Her gut feeling was that it was probably a man who was doing the shooting.  Even in this new century, a lone woman out in the countryside with a good rifle was going to be noticed.  A man in a generic pickup truck, wearing Wal-Mart cammies and who had a rifle behind the seat of his truck was not going to be remarked upon by anyone.

She opened up her laptop and found the telephone number for the Lawson County Sheriff’s Department.  She called and asked the receptionist for the detective division.  Deputy Wilson picked up the line.  Lena identified herself and began her request: “I’ve been told that you had a hunter who was shot to death during hunting season a few years ago.”

“Yeah, Herman Anderson, three years ago.  It still happens, not as much as it used to before the Ledge required everyone to wear blaze orange.”

Lena knew that “the Ledge” was how a lot of people derisively referred to the state legislature, which was a part-time legislative body that almost everyone regarded as being thoroughly corrupt and deeply in the pockets of the mining and oil industries.  Legislators were paid a thousand dollars a session, they spent tens of thousands of dollars each every two years to campaign for a job that paid them two thousand dollars over the same two years.

“Was the shooter identified,” she asked.

“No, ma’am.  Usually in those cases, the hunter gets shot by another member of the hunting party.  But not this time.”

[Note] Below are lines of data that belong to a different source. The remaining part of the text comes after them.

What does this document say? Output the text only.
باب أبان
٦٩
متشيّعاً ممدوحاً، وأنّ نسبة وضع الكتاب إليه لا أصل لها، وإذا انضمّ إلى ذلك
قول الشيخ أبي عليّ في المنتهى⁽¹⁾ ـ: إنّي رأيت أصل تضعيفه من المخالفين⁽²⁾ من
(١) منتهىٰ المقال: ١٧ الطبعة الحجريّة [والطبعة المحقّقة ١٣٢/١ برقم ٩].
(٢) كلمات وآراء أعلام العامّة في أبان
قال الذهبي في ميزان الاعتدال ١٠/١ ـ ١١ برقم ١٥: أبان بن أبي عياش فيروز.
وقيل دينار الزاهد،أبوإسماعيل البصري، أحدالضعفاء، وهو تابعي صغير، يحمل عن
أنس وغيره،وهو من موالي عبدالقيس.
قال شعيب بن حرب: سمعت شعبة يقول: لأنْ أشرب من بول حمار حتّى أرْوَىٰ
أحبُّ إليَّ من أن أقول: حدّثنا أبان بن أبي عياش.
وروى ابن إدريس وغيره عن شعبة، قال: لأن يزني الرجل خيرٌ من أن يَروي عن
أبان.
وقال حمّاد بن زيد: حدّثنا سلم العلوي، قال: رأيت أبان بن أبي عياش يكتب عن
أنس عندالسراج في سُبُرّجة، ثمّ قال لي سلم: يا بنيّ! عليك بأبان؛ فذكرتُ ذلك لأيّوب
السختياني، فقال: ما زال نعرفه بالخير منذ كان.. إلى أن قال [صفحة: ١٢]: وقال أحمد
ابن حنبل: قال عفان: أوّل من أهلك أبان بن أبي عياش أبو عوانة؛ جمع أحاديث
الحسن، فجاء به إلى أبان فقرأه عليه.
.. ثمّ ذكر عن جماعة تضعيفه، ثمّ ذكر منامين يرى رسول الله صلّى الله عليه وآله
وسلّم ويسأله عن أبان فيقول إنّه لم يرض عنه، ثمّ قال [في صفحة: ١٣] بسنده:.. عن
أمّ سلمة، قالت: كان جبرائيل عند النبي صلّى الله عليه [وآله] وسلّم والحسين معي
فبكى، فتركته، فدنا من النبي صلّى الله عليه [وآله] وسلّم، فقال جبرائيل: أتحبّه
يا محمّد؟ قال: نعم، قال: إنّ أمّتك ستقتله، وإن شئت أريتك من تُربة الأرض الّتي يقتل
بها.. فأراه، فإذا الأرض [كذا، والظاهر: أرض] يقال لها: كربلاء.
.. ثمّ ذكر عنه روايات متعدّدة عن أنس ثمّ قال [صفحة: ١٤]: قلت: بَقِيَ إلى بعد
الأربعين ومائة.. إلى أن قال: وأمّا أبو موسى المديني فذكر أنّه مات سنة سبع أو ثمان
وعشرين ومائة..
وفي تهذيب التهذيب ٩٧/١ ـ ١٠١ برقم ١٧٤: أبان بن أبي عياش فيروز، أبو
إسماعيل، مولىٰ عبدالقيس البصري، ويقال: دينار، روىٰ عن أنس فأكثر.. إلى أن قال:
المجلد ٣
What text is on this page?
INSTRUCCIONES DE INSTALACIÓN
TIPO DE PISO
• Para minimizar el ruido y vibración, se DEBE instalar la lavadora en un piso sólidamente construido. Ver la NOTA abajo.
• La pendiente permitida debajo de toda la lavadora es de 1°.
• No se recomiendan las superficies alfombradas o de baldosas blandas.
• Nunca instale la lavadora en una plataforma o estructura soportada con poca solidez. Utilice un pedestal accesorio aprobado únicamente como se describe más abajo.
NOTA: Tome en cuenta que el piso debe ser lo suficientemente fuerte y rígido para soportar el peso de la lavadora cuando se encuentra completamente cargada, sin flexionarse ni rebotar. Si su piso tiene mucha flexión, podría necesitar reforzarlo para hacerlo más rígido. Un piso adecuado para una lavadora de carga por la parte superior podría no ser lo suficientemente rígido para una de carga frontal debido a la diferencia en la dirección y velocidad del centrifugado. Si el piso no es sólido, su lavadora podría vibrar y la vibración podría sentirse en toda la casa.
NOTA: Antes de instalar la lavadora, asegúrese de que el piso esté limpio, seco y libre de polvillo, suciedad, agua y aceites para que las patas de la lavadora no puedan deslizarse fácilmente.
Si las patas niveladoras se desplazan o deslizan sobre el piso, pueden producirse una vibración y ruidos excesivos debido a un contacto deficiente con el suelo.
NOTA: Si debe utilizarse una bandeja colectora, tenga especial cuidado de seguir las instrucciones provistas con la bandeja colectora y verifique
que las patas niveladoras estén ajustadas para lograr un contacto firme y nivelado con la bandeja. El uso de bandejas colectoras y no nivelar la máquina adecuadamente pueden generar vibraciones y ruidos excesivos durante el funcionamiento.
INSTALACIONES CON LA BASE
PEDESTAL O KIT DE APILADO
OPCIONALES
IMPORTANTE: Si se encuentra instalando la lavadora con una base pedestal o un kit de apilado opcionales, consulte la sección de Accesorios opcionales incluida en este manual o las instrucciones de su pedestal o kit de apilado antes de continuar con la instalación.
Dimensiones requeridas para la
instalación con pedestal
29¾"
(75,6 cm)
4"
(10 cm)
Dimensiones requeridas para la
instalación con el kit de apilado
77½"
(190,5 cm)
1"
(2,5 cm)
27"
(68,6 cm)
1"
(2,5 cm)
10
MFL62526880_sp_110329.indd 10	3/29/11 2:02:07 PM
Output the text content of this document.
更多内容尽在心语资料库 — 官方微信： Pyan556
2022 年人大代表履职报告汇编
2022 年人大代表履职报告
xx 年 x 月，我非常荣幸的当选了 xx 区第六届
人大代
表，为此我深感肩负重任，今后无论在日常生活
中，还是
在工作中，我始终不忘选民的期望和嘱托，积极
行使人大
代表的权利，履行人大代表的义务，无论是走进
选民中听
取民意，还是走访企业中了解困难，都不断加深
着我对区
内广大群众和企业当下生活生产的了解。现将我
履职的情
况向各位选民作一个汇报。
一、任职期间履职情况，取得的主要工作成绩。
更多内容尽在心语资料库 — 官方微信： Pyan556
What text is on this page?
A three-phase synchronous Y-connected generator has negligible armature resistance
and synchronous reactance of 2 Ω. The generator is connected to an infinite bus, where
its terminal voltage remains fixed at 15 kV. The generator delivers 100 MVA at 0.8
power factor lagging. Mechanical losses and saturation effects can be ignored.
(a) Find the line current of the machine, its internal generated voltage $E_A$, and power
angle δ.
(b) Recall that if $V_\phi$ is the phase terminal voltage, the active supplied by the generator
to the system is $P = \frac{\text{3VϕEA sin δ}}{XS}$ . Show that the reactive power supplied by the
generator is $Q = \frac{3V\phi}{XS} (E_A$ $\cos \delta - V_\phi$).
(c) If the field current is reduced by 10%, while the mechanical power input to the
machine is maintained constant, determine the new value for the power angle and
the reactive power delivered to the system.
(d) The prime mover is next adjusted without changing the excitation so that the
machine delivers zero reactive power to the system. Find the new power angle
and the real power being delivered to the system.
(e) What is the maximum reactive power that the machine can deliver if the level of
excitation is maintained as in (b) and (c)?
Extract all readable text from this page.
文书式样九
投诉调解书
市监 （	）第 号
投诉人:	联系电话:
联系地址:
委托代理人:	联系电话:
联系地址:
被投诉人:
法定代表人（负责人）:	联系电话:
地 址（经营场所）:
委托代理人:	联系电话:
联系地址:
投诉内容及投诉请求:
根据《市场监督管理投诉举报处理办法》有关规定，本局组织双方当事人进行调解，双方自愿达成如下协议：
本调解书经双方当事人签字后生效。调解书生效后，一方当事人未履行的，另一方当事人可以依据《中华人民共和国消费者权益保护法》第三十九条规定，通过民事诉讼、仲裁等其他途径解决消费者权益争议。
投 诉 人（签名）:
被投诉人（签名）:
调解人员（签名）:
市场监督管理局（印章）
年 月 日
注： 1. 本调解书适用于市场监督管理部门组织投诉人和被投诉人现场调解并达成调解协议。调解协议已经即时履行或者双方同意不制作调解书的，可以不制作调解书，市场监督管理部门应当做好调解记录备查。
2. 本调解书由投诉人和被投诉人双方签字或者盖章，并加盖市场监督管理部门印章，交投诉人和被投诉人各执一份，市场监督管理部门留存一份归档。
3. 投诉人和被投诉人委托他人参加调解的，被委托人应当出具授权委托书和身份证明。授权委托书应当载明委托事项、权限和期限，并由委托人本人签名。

“Did anyone fire their rifle?”

“Yes, one did.  But we ruled him out.”

“Mind if I ask why?”

“No, sure don’t.  He was kind of an old-school guy, he had one of those Quigley rifles, like in the movie.  It was a .45-90, black powder, too.  He said he went out with ten cartridges and he had nine live ones and an empty case.  And a dead deer.  The county coroner said that the victim’s wound was made by a smaller bullet.”

“Did you recover the bullet?”

“From Anderson?  No, we didn’t.”

Lena was making notes.  “Can I see the case file and the autopsy report?”

Deputy Wilson paused for several seconds.  “It’s still an open case.  Mind if I ask why the interest?”

“I’m working for the parents of a young man who was shot in a similar fashion in Gibson County last year.”

“And you or they think that it wasn’t an accident?”

“That’s the possibility I need to check out, Deputy.”

“OK.  I’m going to have to clear it with my boss.  Best thing if you were to fax over a Freedom of Information Statute request to--” he read off a number.  “I’ll talk to my boss and give you a call.  It’ll probably be best if you come here to look at it and, if you then want copies, my boss will have to clear that, too.”

“I’ll get that right out to you.”

“Good enough, I’ll give you a call when my boss clears it.”

Lena and the deputy made the ususal pleasantries and ended the call.  She had a FOIS form on her laptop; she quickly filled it out and included her cell phone’s number, printed it out, signed it and faxed it to Deputy Wilson.

She heard back from him the next day.  Yes, she could come out to look over the file, but any copy requests had to be approved by the commander.  The weather forecast was good, so she made an appointment for the following day at 10AM.